Doris Lessing on Pain and passion of Stendhal

Opening a Stendhal after - you have to think - a far too long interval, there is, at least for me, a rush of exhilaration, as if you have turned a corner and look! - there's an old friend you haven't seen for a time and you have forgotten what an extraordinary being he is.
Stendhal said he didn't expect readers who would understand him until 1890; but this was a movable rendezvous with the future. At any rate they were still children or even unborn. This select few are now spread everywhere, but the nature of our fond addiction is perhaps not so simple, nor even entirely blame-free. A clue is in his remark that when he wrote this memoir he was not 38 but more like 20. And it is true that we may easily recognise our adolescent selves in his prickly self-regard. I was in my 20s when I found The Red and the Black - and a friend.
The ideal lover of Stendhal comes, as he did, from a family of conventional people in a provincial town - in his case Grenoble - which is snug, complacent and reactionary, both politically and socially. His family took their social obduracy to an extreme. His beloved mother died when he was seven, and he was brought up by three people he hated. One was a maiden aunt who tormented him; one a despotic Jesuit, who tutored him, and taught him to loathe the church and all its works; and then there was his father, a lawyer, who "had all the prejudices of religion and aristocracy, [and] vehemently prevented me from studying music."
Without the interventions of his mother's father, a kindly and intelligent man, there would have been no softer influences on his young life. He was not allowed to play with children considered his social inferiors, was treated more like a recalcitrant animal than a child, was harried by injunctions and prohibitions he could never see the sense of. I do not think it irrelevant that at the end of The Red and the Black, when Julien Sorel is about to be put to death, the father visits him and complains that Julien has not repaid him the money spent on him for his food and his keep as a child. Monstrous parents and figures of authority abound in his work. Never can there have been anyone more thankful that he has finally grown up and is able to leave home.
He did not keep the snobbishness they tried to teach him, but he remained as sensitive to a different crudeness: the coarseness he hated was not social, but the bruising blunderings of the unkind heart.
"I had an almost rabid fear of any coarse person. The conversation of some coarse fat provincial merchant would stupefy me and make me unhappy for the rest of the entire day."
Oh yes, the provinces - or, in my case, small-town colonial society - "...the most tedious despotism. It is what is behind this nasty word that makes residence in small towns impossible for those who have lived in that great republic, Paris" (The Red and the Black).
His Memoirs of an Egotist describes a stay in Paris from 1821 to 1830. He wrote imagining it would be read by someone dear to him, "a person such as Mme Roland or M. Gros, the geometrician". Here, in a few words, are his passion for mathematics and his need for a sympathetic woman, but in this case she was dead, by the guillotine, whose shadow had to lie across his life and mind and those of his contemporaries, for good or ill: it is hard to sympathise with his enthusiasm for some of its operations. Inevitable, I suppose, that, brought up by tyrants, he applauded the instrument that had brought some tyrants low. The man was a mass of contradictions - and he knew it.

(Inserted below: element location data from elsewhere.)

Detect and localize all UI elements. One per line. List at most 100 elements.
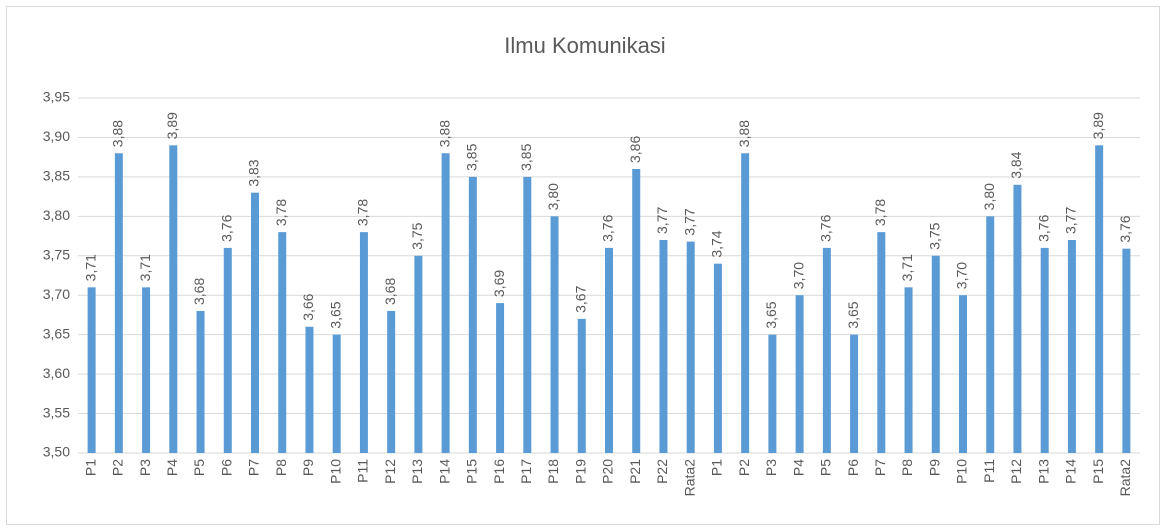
bar xyxy=(550,216,559,453)
data-label: 3,65 xyxy=(327,301,343,328)
data-label: 3,85 xyxy=(518,143,534,170)
x-tick-label: P10 xyxy=(954,459,970,484)
x-tick-label: P5 xyxy=(191,459,207,476)
y-tick-label: 3,60 xyxy=(43,365,70,381)
x-tick-label: P1 xyxy=(82,459,98,476)
bar xyxy=(414,255,423,453)
bar xyxy=(359,232,368,453)
data-label: 3,88 xyxy=(736,120,752,147)
bar xyxy=(305,326,314,453)
bar xyxy=(441,153,450,453)
data-label: 3,77 xyxy=(1063,207,1079,234)
data-label: 3,77 xyxy=(654,207,670,234)
data-label: 3,71 xyxy=(82,254,98,281)
bar xyxy=(114,153,123,453)
x-tick-label: P2 xyxy=(110,459,126,476)
bar xyxy=(686,241,695,453)
data-label: 3,78 xyxy=(872,199,888,226)
chart-title: Ilmu Komunikasi xyxy=(504,33,665,58)
bar xyxy=(1095,145,1104,454)
x-tick-label: P6 xyxy=(218,459,234,476)
x-tick-label: P3 xyxy=(137,459,153,476)
data-label: 3,80 xyxy=(545,183,561,210)
bar xyxy=(1122,248,1131,453)
x-tick-label: P4 xyxy=(164,459,180,476)
x-tick-label: P15 xyxy=(464,459,480,484)
data-label: 3,78 xyxy=(355,199,371,226)
x-tick-label: P12 xyxy=(1008,459,1024,484)
bar xyxy=(523,176,532,453)
y-tick-label: 3,75 xyxy=(43,246,70,262)
x-tick-label: P15 xyxy=(1090,459,1106,484)
bar xyxy=(332,334,341,453)
data-label: 3,84 xyxy=(1008,151,1024,178)
bar xyxy=(387,311,396,453)
x-tick-label: P8 xyxy=(899,459,915,476)
y-tick-label: 3,65 xyxy=(43,325,70,341)
data-label: 3,77 xyxy=(681,208,697,235)
data-label: 3,71 xyxy=(899,254,915,281)
data-label: 3,76 xyxy=(600,214,616,241)
data-label: 3,76 xyxy=(1035,214,1051,241)
data-label: 3,76 xyxy=(1117,215,1133,242)
bar xyxy=(632,169,641,453)
x-tick-label: P17 xyxy=(518,459,534,484)
bar xyxy=(1013,184,1022,453)
data-label: 3,85 xyxy=(464,143,480,170)
x-tick-label: P9 xyxy=(926,459,942,476)
y-tick-label: 3,80 xyxy=(43,207,70,223)
bar xyxy=(741,153,750,453)
bar xyxy=(577,318,586,453)
bar xyxy=(904,287,913,453)
x-tick-label: P12 xyxy=(382,459,398,484)
x-tick-label: P8 xyxy=(273,459,289,476)
bar xyxy=(959,295,967,453)
x-tick-label: P22 xyxy=(654,459,670,484)
x-tick-label: P10 xyxy=(327,459,343,484)
data-label: 3,66 xyxy=(300,293,316,320)
data-label: 3,71 xyxy=(137,254,153,281)
x-tick-label: P19 xyxy=(572,459,588,484)
x-tick-label: P14 xyxy=(436,459,452,484)
bar xyxy=(822,247,831,453)
x-tick-label: P9 xyxy=(300,459,316,476)
bar xyxy=(468,176,477,453)
bar xyxy=(877,232,886,453)
data-label: 3,68 xyxy=(191,278,207,305)
x-tick-label: P5 xyxy=(818,459,834,476)
x-tick-label: P11 xyxy=(981,459,997,483)
bar xyxy=(659,240,668,453)
data-label: 3,89 xyxy=(1090,112,1106,139)
x-tick-label: P7 xyxy=(872,459,888,476)
bar xyxy=(931,255,940,453)
data-label: 3,88 xyxy=(436,120,452,147)
x-tick-label: P13 xyxy=(1035,459,1051,484)
y-tick-label: 3,90 xyxy=(43,128,70,144)
bar xyxy=(768,334,777,453)
data-label: 3,75 xyxy=(926,222,942,249)
data-label: 3,74 xyxy=(709,230,725,257)
y-tick-label: 3,50 xyxy=(43,444,70,460)
bar xyxy=(223,247,232,453)
data-label: 3,88 xyxy=(110,120,126,147)
x-tick-label: P7 xyxy=(246,459,262,476)
x-tick-label: P18 xyxy=(545,459,561,484)
data-label: 3,70 xyxy=(954,262,970,289)
y-tick-label: 3,85 xyxy=(43,168,70,184)
data-label: 3,68 xyxy=(382,278,398,305)
y-tick-label: 3,70 xyxy=(43,286,70,302)
data-label: 3,89 xyxy=(164,112,180,139)
bar xyxy=(850,334,859,453)
bar xyxy=(169,145,178,454)
x-tick-label: P1 xyxy=(709,459,725,476)
bar xyxy=(1040,247,1049,453)
y-tick-label: 3,55 xyxy=(43,404,70,420)
bar xyxy=(251,192,259,453)
x-tick-label: P13 xyxy=(409,459,425,484)
data-label: 3,67 xyxy=(572,285,588,312)
data-label: 3,76 xyxy=(818,214,834,241)
data-label: 3,86 xyxy=(627,136,643,163)
bar xyxy=(196,311,205,453)
x-tick-label: Rata2 xyxy=(681,459,697,497)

He writes to find out what kind of a being he is. "What kind of man am I? Do I have common sense, do I have common sense and profundity too? Am I remarkably witty? Truth to tell, I haven't the slightest idea."
The lens of his intelligence is focused on himself with a concentration that amounts to ferocity. He lists his absurd characteristics as well as his good ones, and never spares himself the description of a moment of humiliation or silliness. He had Rousseau as an admired model, but I think that self-confessor did not come near Stendhal for honest clear-sightedness, which quality is a compensatory gift to a child who has spent years observing, with satirical and unforgiving eyes, the hypocrisies and injustices of grown-ups; who has had, in order to survive, to learn watchfulness, which is the first qualification for a writer. The close observation of their enemies - mother, father, authority figures - teaches these unhappy children how to dissemble or keep silent... and see everything.
Stendhal left Milan, left his beloved Italy, because the Milanese police thought he was a spy. He left behind a love affair - no, a grand passion - that had made him very unhappy, and was unconsummated, though there are hints this might have been his fault. But if he had been happy we would not have had his book On Love, which he was to finish and get published in Paris: a cool dissection of the stages and processes of love, that is to say, romantic love.
It is a little book which is a more useful guide to the follies of the heart than any I know. It has the wit that is the result of an absolute and unsentimental truthfulness. But this man who had such a talent for tender emotions reported as many failures as victories, and perhaps we should remember that his hero Fabrizio del Dongo (The Charterhouse of Parma) shared with other elect souls his belief that the condition of being in love was superior to the cruder pleasures of consummation.